Risk Stratification - The Clot Setup
Central to DVT prevention is quantifying patient risk. The Caprini score is a common tool for this, stratifying patients to guide prophylaxis intensity.
- 📌 Virchow's Triad (SHE):
- Stasis: Immobility (>3 days), surgery >30 min, obesity (BMI >30), paralysis.
- Hypercoagulability: Malignancy, sepsis, OCPs/HRT, pregnancy, inherited thrombophilia (e.g., Factor V Leiden).
- Endothelial Injury: Major surgery (esp. orthopedic, pelvic, cancer), trauma, central venous catheters.
⭐ Orthopedic surgery (especially total hip or knee arthroplasty) carries one of the highest risks for VTE, often mandating aggressive prophylaxis.
Pharmacologic Prophylaxis - Better Living Through Chemistry
- Low Molecular Weight Heparin (LMWH): First-line for most patients.
- Examples: Enoxaparin (40 mg SC daily), Dalteparin.
- Mechanism: Potentiates antithrombin III, primarily inhibiting Factor Xa.
- Pros: Predictable dosing, no routine monitoring needed.
- Unfractionated Heparin (UFH):
- Dosing: 5000 units SC every 8-12 hours.
- Mechanism: Potentiates antithrombin III, inhibiting both Factor Xa and Thrombin (IIa).
- Niche: Preferred in severe renal dysfunction (CrCl < 30 mL/min) and when rapid reversal may be needed.
- Fondaparinux:
- Mechanism: Synthetic pentasaccharide, pure Factor Xa inhibitor.
- Use: Key alternative for patients with a history of Heparin-Induced Thrombocytopenia (HIT).
⭐ High-Yield: LMWH is renally cleared. In patients with severe chronic kidney disease (CKD), UFH is the safer choice due to its hepatic metabolism and shorter half-life, reducing the risk of accumulation and bleeding.

Mechanical & Combined Therapy - Squeeze and Synergize
- Mechanical Prophylaxis: Utilized when anticoagulants are contraindicated (e.g., high bleeding risk) or in addition to them.
- Intermittent Pneumatic Compression (IPC): Inflatable sleeves on legs/feet that cyclically inflate and deflate, enhancing blood flow and stimulating fibrinolysis.

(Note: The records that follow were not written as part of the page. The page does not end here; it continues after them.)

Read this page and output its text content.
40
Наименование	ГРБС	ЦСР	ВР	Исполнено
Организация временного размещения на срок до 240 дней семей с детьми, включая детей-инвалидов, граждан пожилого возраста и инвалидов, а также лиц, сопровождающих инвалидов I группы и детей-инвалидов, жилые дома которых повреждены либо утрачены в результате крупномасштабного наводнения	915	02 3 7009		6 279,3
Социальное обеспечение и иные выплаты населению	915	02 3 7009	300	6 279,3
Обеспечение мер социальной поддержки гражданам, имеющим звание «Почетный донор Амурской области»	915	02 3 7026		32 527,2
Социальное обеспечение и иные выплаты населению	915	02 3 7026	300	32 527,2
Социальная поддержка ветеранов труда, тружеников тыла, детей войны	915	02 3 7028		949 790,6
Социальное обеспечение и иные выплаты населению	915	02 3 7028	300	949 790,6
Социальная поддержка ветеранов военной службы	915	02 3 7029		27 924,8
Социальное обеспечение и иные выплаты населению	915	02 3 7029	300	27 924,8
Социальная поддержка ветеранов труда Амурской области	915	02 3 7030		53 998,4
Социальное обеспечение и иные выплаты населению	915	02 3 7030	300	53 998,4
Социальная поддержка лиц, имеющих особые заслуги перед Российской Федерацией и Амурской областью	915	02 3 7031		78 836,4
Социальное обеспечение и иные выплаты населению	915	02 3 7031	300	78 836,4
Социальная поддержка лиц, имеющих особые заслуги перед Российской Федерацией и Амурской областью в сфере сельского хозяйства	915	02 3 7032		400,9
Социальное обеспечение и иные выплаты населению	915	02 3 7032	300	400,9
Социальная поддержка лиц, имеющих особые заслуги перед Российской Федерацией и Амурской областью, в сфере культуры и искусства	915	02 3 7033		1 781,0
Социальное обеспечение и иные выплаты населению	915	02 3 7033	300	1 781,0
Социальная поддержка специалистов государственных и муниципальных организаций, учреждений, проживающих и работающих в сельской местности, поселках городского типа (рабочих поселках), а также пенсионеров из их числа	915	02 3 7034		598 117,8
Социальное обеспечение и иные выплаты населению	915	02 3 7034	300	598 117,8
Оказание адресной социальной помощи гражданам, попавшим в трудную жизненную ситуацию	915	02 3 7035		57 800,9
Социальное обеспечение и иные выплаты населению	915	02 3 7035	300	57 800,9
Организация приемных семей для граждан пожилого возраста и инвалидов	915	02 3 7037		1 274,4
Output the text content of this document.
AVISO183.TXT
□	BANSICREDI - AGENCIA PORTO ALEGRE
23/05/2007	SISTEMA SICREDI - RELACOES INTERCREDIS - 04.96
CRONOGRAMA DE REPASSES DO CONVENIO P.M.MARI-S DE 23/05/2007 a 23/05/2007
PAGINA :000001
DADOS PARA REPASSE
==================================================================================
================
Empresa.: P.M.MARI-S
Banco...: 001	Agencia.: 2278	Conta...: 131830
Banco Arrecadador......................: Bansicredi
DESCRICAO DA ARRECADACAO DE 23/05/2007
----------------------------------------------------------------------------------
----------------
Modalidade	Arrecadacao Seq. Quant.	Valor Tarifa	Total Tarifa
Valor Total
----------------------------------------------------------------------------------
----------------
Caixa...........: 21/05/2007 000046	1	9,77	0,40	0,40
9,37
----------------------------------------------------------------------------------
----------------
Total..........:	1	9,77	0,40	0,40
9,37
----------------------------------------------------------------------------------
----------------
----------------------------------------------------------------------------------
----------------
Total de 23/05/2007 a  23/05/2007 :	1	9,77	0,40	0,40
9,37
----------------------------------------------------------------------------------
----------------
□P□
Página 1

Mimics muscle contraction.
- Graduated Compression Stockings (GCS): Provide a pressure gradient (highest at the ankle, decreasing proximally) to reduce venous stasis.
- Venous Foot Pumps (VFP): Inflate a bladder under the foot, compressing the plantar venous plexus.

- Combined Therapy: For highest-risk patients (e.g., major orthopedic surgery, trauma, high VTE scores), mechanical methods are often combined with pharmacologic prophylaxis for synergistic effect.
⭐ High-Yield: In patients with active bleeding or at extremely high risk for bleeding (e.g., hemorrhagic stroke, recent major surgery), mechanical prophylaxis with IPCs is the primary method for VTE prevention.
Contraindications & Special Cases - Navigating Nuances
-
Absolute Contraindications: Active bleeding, recent intracranial/ocular surgery, severe thrombocytopenia (< 20,000/μL), or known bleeding diathesis.
-
Relative Contraindications: High-risk procedures (neurosurgery), recent major trauma, platelet count < 50,000/μL, or uncontrolled hypertension.
-
Special Populations:
- Neurosurgery/Spinal Trauma: Primarily mechanical prophylaxis (SCDs) to prevent epidural hematoma.
- Renal Insufficiency (CrCl < 30 mL/min): Use unfractionated heparin (UFH); avoid LMWH and most DOACs.
- Heparin-Induced Thrombocytopenia (HIT): Stop all heparin. Use direct thrombin inhibitors (e.g., argatroban).
⭐ In patients with severe renal failure (Creatinine Clearance < 30 mL/min), unfractionated heparin is the preferred anticoagulant for DVT prophylaxis because LMWH is cleared by the kidneys and can accumulate, increasing bleeding risk.
High‑Yield Points - ⚡ Biggest Takeaways
- Virchow's triad (stasis, hypercoagulability, endothelial injury) is the fundamental cause of postoperative DVT.
- Early and frequent ambulation is key for all patients, especially those at low risk.
- Use risk scores like Caprini to determine the appropriate level of prophylaxis.
- Mechanical prophylaxis (e.g., IPC devices) is vital when there's a high bleeding risk.
- LMWH (enoxaparin) or low-dose unfractionated heparin are first-line pharmacologic agents for moderate-to-high risk.
- Highest risk includes major orthopedic (hip/knee) and cancer surgeries.